Aug 23, 2018 - Energy & Environment
Expert Voices

New EPA rule unlikely to stem the tide against coal

The Longview Power Plant, a coal-fired plant, stands on August 21, 2018 in Maidsville, West Virginia.

The coal-fired Longview Power Plant in Maidsville, West Virginia. Photo: Spencer Platt via Getty Images

This week the EPA released its long-awaited proposed revision to part of the Obama administration's Clean Power Plan (CPP). The new Affordable Clean Energy (ACE) rule is less stringent than the current policy and could result in increased carbon emissions.

The big picture: The EPA is claiming to meet its mandate to regulate carbon emissions, while critics say ACE is yet another coal bailout scheme. Yet market forces might ultimately make the new rule moot.

The details: It appears that the only power plants ACE might affect are coal plants that are currently profitable but need capital investment to keep operating. Under the current rules, such investment triggers a provision requiring new pollution permits that limit the plant's carbon emissions, but wouldn’t under ACE.

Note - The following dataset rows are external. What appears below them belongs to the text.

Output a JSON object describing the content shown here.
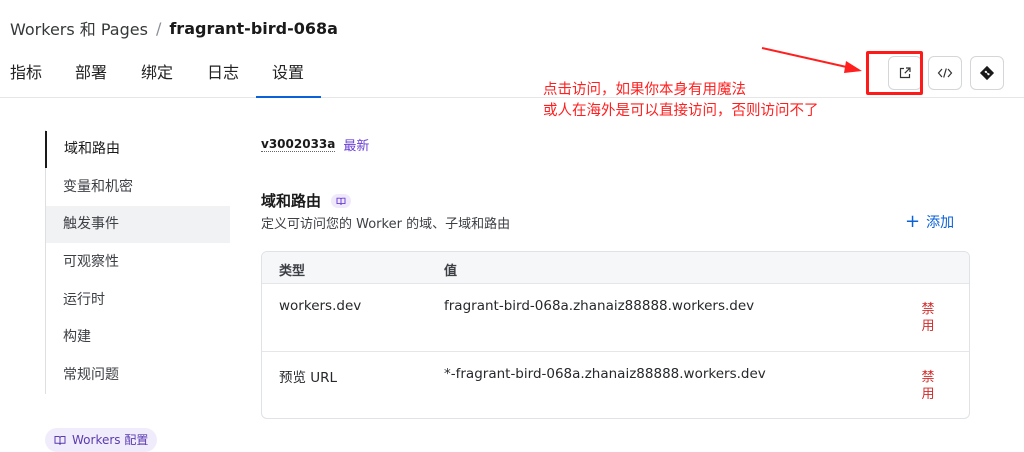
{
  "breadcrumb": {
    "parent": "Workers 和 Pages",
    "separator": "/",
    "current": "fragrant-bird-068a"
  },
  "tabs": [
    {
      "label": "指标"
    },
    {
      "label": "部署"
    },
    {
      "label": "绑定"
    },
    {
      "label": "日志"
    },
    {
      "label": "设置",
      "active": true
    }
  ],
  "toolbar": {
    "icons": [
      "external-link-icon",
      "code-icon",
      "git-icon"
    ]
  },
  "annotation": {
    "line1": "点击访问，如果你本身有用魔法",
    "line2": "或人在海外是可以直接访问，否则访问不了",
    "color": "#ff1f1f"
  },
  "sidenav": {
    "items": [
      {
        "label": "域和路由",
        "active": true
      },
      {
        "label": "变量和机密"
      },
      {
        "label": "触发事件",
        "hover": true
      },
      {
        "label": "可观察性"
      },
      {
        "label": "运行时"
      },
      {
        "label": "构建"
      },
      {
        "label": "常规问题"
      }
    ],
    "footer_pill": "Workers 配置"
  },
  "version": {
    "id": "v3002033a",
    "tag": "最新"
  },
  "domains": {
    "title": "域和路由",
    "description": "定义可访问您的 Worker 的域、子域和路由",
    "add_label": "添加",
    "columns": [
      "类型",
      "值"
    ],
    "rows": [
      {
        "type": "workers.dev",
        "value": "fragrant-bird-068a.zhanaiz88888.workers.dev",
        "action": "禁用"
      },
      {
        "type": "预览 URL",
        "value": "*-fragrant-bird-068a.zhanaiz88888.workers.dev",
        "action": "禁用"
      }
    ]
  },
  "colors": {
    "accent": "#0b61d8",
    "purple": "#6a3fd6",
    "danger": "#d12b2b"
  }
}
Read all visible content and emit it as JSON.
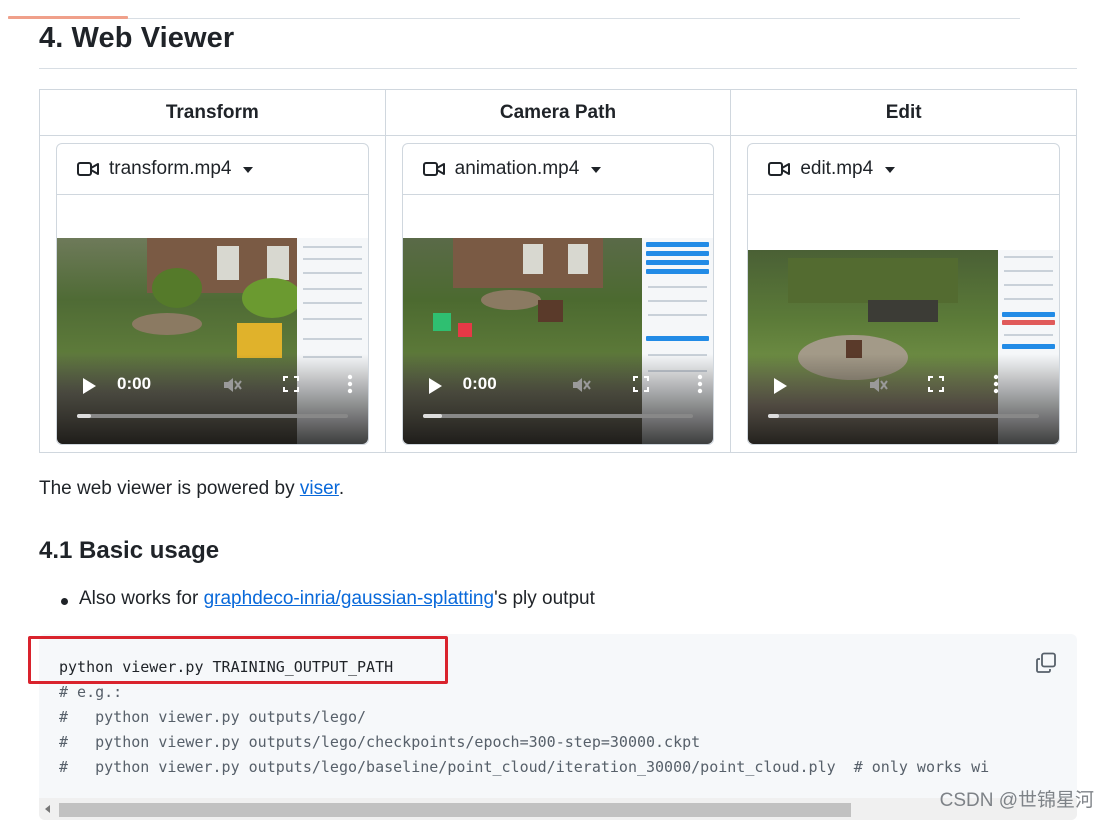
{
  "section": {
    "title": "4. Web Viewer"
  },
  "table": {
    "headers": [
      "Transform",
      "Camera Path",
      "Edit"
    ],
    "videos": [
      {
        "filename": "transform.mp4",
        "time": "0:00",
        "progress_pct": 5
      },
      {
        "filename": "animation.mp4",
        "time": "0:00",
        "progress_pct": 7
      },
      {
        "filename": "edit.mp4",
        "time": "",
        "progress_pct": 4
      }
    ]
  },
  "paragraph": {
    "prefix": "The web viewer is powered by ",
    "link_text": "viser",
    "suffix": "."
  },
  "subsection": {
    "title": "4.1 Basic usage"
  },
  "bullet": {
    "link_text": "graphdeco-inria/gaussian-splatting",
    "suffix": "'s ply output",
    "prefix": "Also works for "
  },
  "code": {
    "lines": [
      "python viewer.py TRAINING_OUTPUT_PATH",
      "# e.g.:",
      "#   python viewer.py outputs/lego/",
      "#   python viewer.py outputs/lego/checkpoints/epoch=300-step=30000.ckpt",
      "#   python viewer.py outputs/lego/baseline/point_cloud/iteration_30000/point_cloud.ply  # only works wi"
    ]
  },
  "watermark": "CSDN @世锦星河",
  "colors": {
    "link": "#0969da",
    "highlight_box": "#d9232d",
    "code_bg": "#f6f8fa",
    "border": "#d0d7de"
  }
}
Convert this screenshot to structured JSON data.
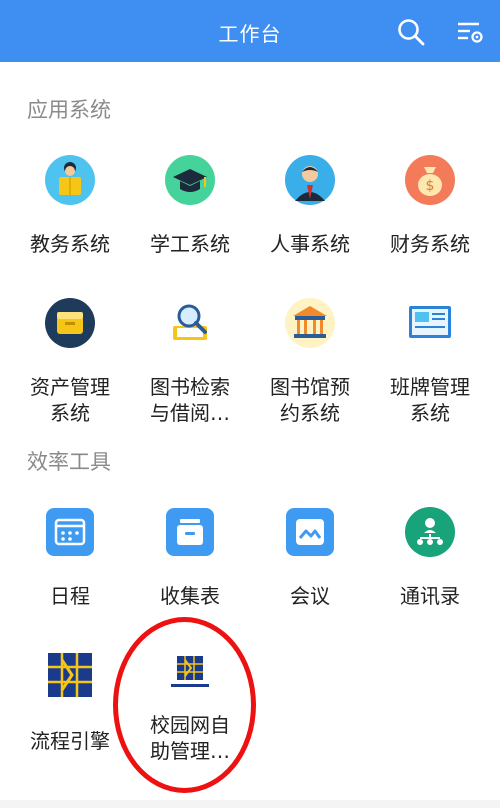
{
  "header": {
    "title": "工作台",
    "search_icon": "search-icon",
    "settings_icon": "list-settings-icon",
    "bg": "#3f8ef2"
  },
  "sections": [
    {
      "title": "应用系统",
      "items": [
        {
          "label": "教务系统",
          "icon": "student-reading-icon"
        },
        {
          "label": "学工系统",
          "icon": "graduation-cap-icon"
        },
        {
          "label": "人事系统",
          "icon": "businessman-icon"
        },
        {
          "label": "财务系统",
          "icon": "money-bag-icon"
        },
        {
          "label": "资产管理系统",
          "line1": "资产管理",
          "line2": "系统",
          "icon": "storage-box-icon"
        },
        {
          "label": "图书检索与借阅",
          "line1": "图书检索",
          "line2": "与借阅…",
          "icon": "magnifier-book-icon"
        },
        {
          "label": "图书馆预约系统",
          "line1": "图书馆预",
          "line2": "约系统",
          "icon": "library-building-icon"
        },
        {
          "label": "班牌管理系统",
          "line1": "班牌管理",
          "line2": "系统",
          "icon": "class-board-icon"
        }
      ]
    },
    {
      "title": "效率工具",
      "items": [
        {
          "label": "日程",
          "icon": "calendar-icon"
        },
        {
          "label": "收集表",
          "icon": "form-stack-icon"
        },
        {
          "label": "会议",
          "icon": "meeting-icon"
        },
        {
          "label": "通讯录",
          "icon": "org-chart-icon"
        },
        {
          "label": "流程引擎",
          "icon": "flow-engine-logo-icon"
        },
        {
          "label": "校园网自助管理",
          "line1": "校园网自",
          "line2": "助管理…",
          "icon": "campus-network-logo-icon"
        }
      ]
    }
  ],
  "colors": {
    "accent_blue": "#3f8ef2",
    "highlight_ring": "#ee1111"
  }
}
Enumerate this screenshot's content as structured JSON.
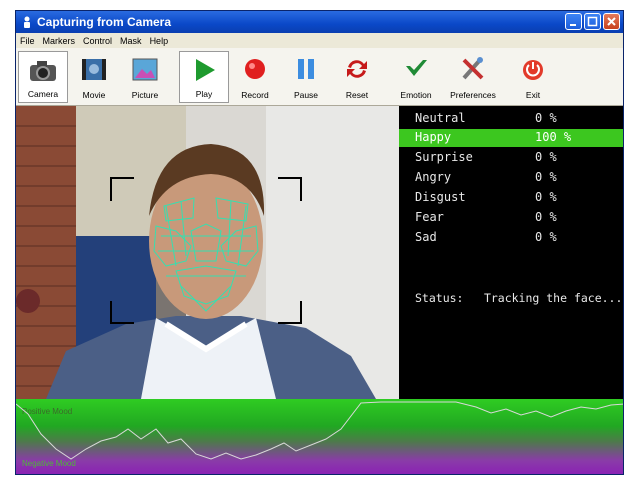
{
  "window": {
    "title": "Capturing from Camera"
  },
  "menu": [
    "File",
    "Markers",
    "Control",
    "Mask",
    "Help"
  ],
  "toolbar": {
    "camera": "Camera",
    "movie": "Movie",
    "picture": "Picture",
    "play": "Play",
    "record": "Record",
    "pause": "Pause",
    "reset": "Reset",
    "emotion": "Emotion",
    "preferences": "Preferences",
    "exit": "Exit"
  },
  "emotions": [
    {
      "name": "Neutral",
      "value": "0 %"
    },
    {
      "name": "Happy",
      "value": "100 %"
    },
    {
      "name": "Surprise",
      "value": "0 %"
    },
    {
      "name": "Angry",
      "value": "0 %"
    },
    {
      "name": "Disgust",
      "value": "0 %"
    },
    {
      "name": "Fear",
      "value": "0 %"
    },
    {
      "name": "Sad",
      "value": "0 %"
    }
  ],
  "active_emotion": "Happy",
  "status": {
    "label": "Status:",
    "value": "Tracking the face..."
  },
  "mood": {
    "positive": "Positive Mood",
    "negative": "Negative Mood"
  },
  "colors": {
    "title_bar": "#0a48c8",
    "highlight": "#3cc71f",
    "mesh": "#35e0b0",
    "positive": "#2fcc22",
    "negative": "#8b1fb6"
  }
}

Yes, but: Because coal is seen as a risky investment, few financial institutions are likely to extend credit to invest in coal plants. Instead, the capital would likely have to come from utilities in areas where they can rate-base — i.e., include the costs of upgrades directly into rate-payer’s bills — their investment.

But rate-based investment would likely require approval from regulators, who, since they are charged with keeping costs down, might find it hard to justify, given the current low prices of renewables and 5-year natural gas futures. Decisions to pursue life-extending upgrades for existing coal plants will be made on a plant-by-plant basis, but extending the life of plants would also subject them to more regulatory uncertainty. Even regulated, coal-heavy utilities like Southern Company say the rule does not change its plans to retire its coal fleets.

The bottom line: ACE might strengthen the hand of a few coal-fired power plants, but won’t fundamentally change where the market is heading. Low-cost natural gas and renewables are already winning on price. For coal, ACE is just too little too late.

Joshua Rhodes is a research associate in the Webber Energy Group and the Energy Institute at the University of Texas at Austin.